Case Presentation: We report a case of suspected sevoflurane hepatotoxicity in a 13-month-old male with repeated sevoflurane exposure. Prior to presentation, he was given sevoflurane as an inhaled anesthetic for 3 separate procedures related to Gtube removal and subsequent fistula and abscess formation. On presentation, he was found to be jaundiced and had scleral icterus. Labs revealed markedly elevated alkaline phosphatase (508), AST (1,500), ALT (1,869), total and direct bilirubin (5.3/3.8), PTT (40.2), and PT/INR (16.9/1.5). On day 3 of hospitalization, he underwent I&D under anesthesia and was exposed to sevoflurane again. After, he had a sharp increase in AST to peak >3,500. Multiple infectious disease titers and antibodies, tuberculin detection by T spot, and autoimmune work-up, including anti-smooth muscle antibody and anti-liver- kidney antibody, resulted as negative. Alpha -1 antitrypsin was within normal limits. Thyroid studies revealed a normal T4 (0.82) and slightly low TSH (0.28). Acetaminophen level on admission was <3. Liver biopsy demonstrated non-specific lobular and portal injury, characterized by giant-cell lobular changes and severe interface portal inflammation without necrosis or excessive copper or iron deposition. Our patient improved with conservative management.

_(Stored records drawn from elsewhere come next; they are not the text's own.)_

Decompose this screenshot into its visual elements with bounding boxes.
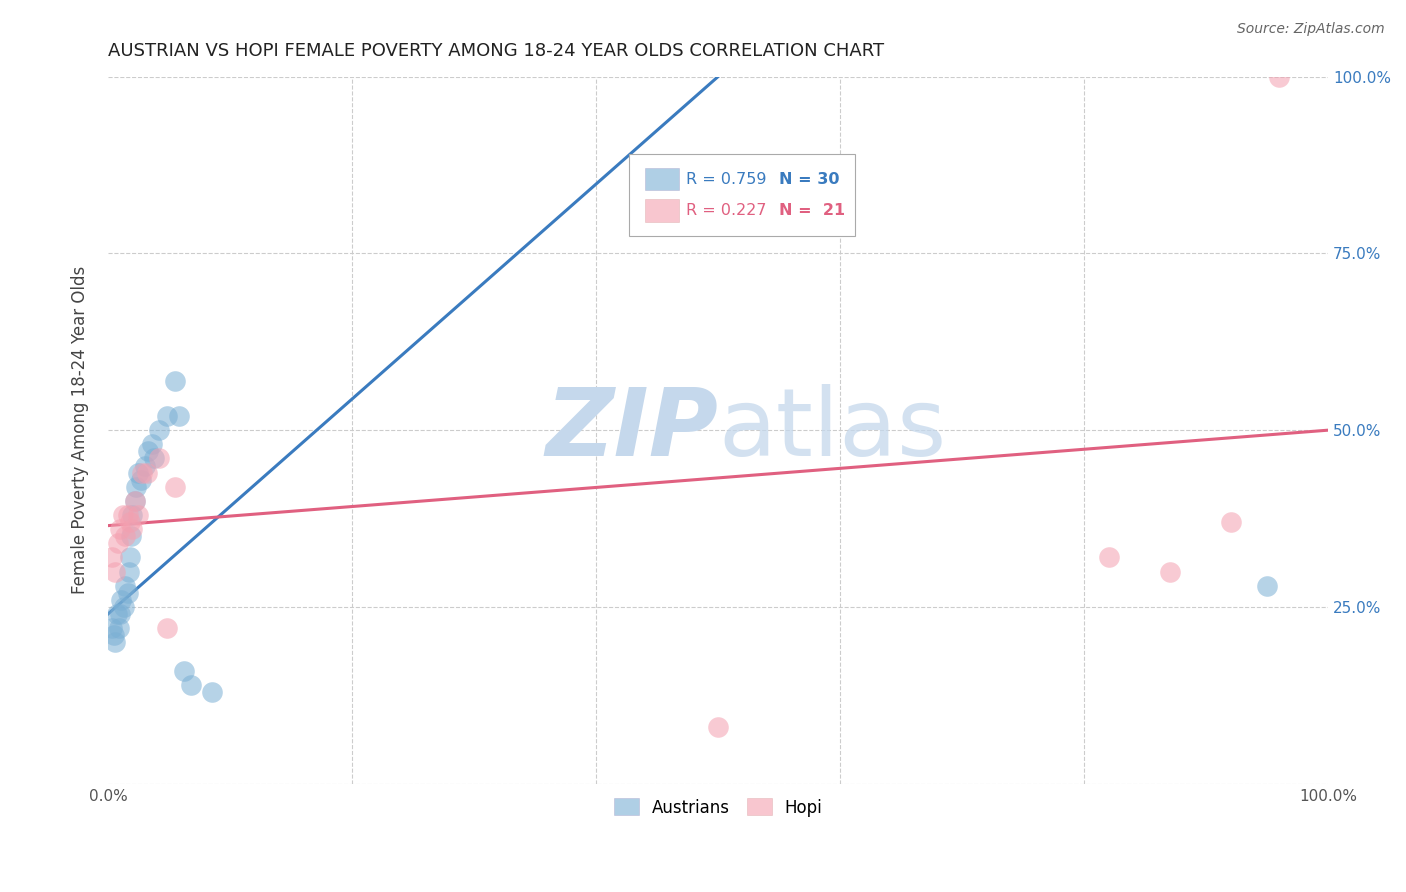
- Point: [125, 480, 148, 494]
- Point: [104, 635, 127, 649]
- Point: [165, 480, 187, 494]
- Text: AUSTRIAN VS HOPI FEMALE POVERTY AMONG 18-24 YEAR OLDS CORRELATION CHART: AUSTRIAN VS HOPI FEMALE POVERTY AMONG 18…: [108, 42, 884, 60]
- FancyBboxPatch shape: [645, 199, 679, 221]
- FancyBboxPatch shape: [628, 154, 855, 235]
- Point: [118, 550, 141, 565]
- Point: [108, 522, 131, 536]
- Point: [148, 423, 170, 437]
- Point: [201, 685, 224, 699]
- Point: [110, 593, 132, 607]
- Point: [141, 437, 163, 451]
- Point: [104, 565, 127, 579]
- Point: [111, 508, 134, 522]
- Text: R = 0.227: R = 0.227: [686, 202, 766, 218]
- Point: [117, 508, 139, 522]
- Point: [165, 374, 187, 388]
- Point: [143, 451, 166, 466]
- Point: [107, 536, 129, 550]
- Point: [1159, 565, 1181, 579]
- Text: N =  21: N = 21: [779, 202, 845, 218]
- Point: [118, 515, 141, 529]
- Point: [1268, 70, 1291, 84]
- Point: [134, 458, 156, 473]
- Point: [100, 550, 122, 565]
- Point: [1097, 550, 1119, 565]
- Point: [124, 494, 146, 508]
- Text: atlas: atlas: [718, 384, 946, 476]
- Point: [129, 473, 152, 487]
- Point: [128, 508, 150, 522]
- Point: [180, 678, 202, 692]
- Point: [173, 664, 195, 678]
- Text: Source: ZipAtlas.com: Source: ZipAtlas.com: [1237, 22, 1385, 37]
- Y-axis label: Female Poverty Among 18-24 Year Olds: Female Poverty Among 18-24 Year Olds: [72, 266, 89, 594]
- Point: [100, 621, 122, 635]
- Point: [1219, 515, 1241, 529]
- Point: [121, 522, 143, 536]
- Point: [118, 565, 141, 579]
- Point: [114, 579, 136, 593]
- Point: [121, 508, 143, 522]
- Point: [105, 607, 128, 621]
- Point: [120, 529, 142, 543]
- Point: [124, 494, 146, 508]
- Point: [114, 529, 136, 543]
- Point: [117, 586, 139, 600]
- Text: ZIP: ZIP: [546, 384, 718, 476]
- Point: [1256, 579, 1278, 593]
- Point: [155, 409, 177, 423]
- Point: [131, 466, 153, 480]
- Point: [707, 720, 730, 734]
- FancyBboxPatch shape: [645, 168, 679, 191]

Discussion: Sevoflurane is an inhaled anesthetic frequently used in the pediatric population that is a rare but documented cause of hepatotoxicity and even hepatonecrosis in adult patients. The exact mechanism of injury for sevoflurane hepatotoxicity is unknown. Some propose that it is due to production of reactive intermediates that bind proteins and create compounds that cause an immune reaction, and others propose that IGF-1 down regulation allows for hepatocyte necrosis and apoptosis. Genetics plays a role in a patient’s ability to metabolize drugs and toxins. Sevoflurane is proposed to be metabolized by the cytochrome P450 pathway in the liver. It is conceivable that some people have a genetic predisposition to the build up of reactive intermediates due to decreased amounts of the enzyme required to break down reactive intermediates to harmless metabolites.
Conclusions: Sevoflurane is a commonly used inhaled anesthetic in the pediatric population because of its timing of onset and safety profile. Hepatotoxicity secondary to sevoflurane is considered a diagnosis of exclusion, as there are no available confirmatory diagnostic tests. The differential diagnosis includes infection, autoimmune disease, metabolic disorder, and other toxins/exposures. It may be beneficial to avoid repeat exposure in children undergoing multiple procedures in a short span of time. There may be a role for pharmacogenetic testing in populations at high risk for requiring repeat exposure to general anesthesia to tailor a drug regimen that best suits the metabolic capabilities of the patient.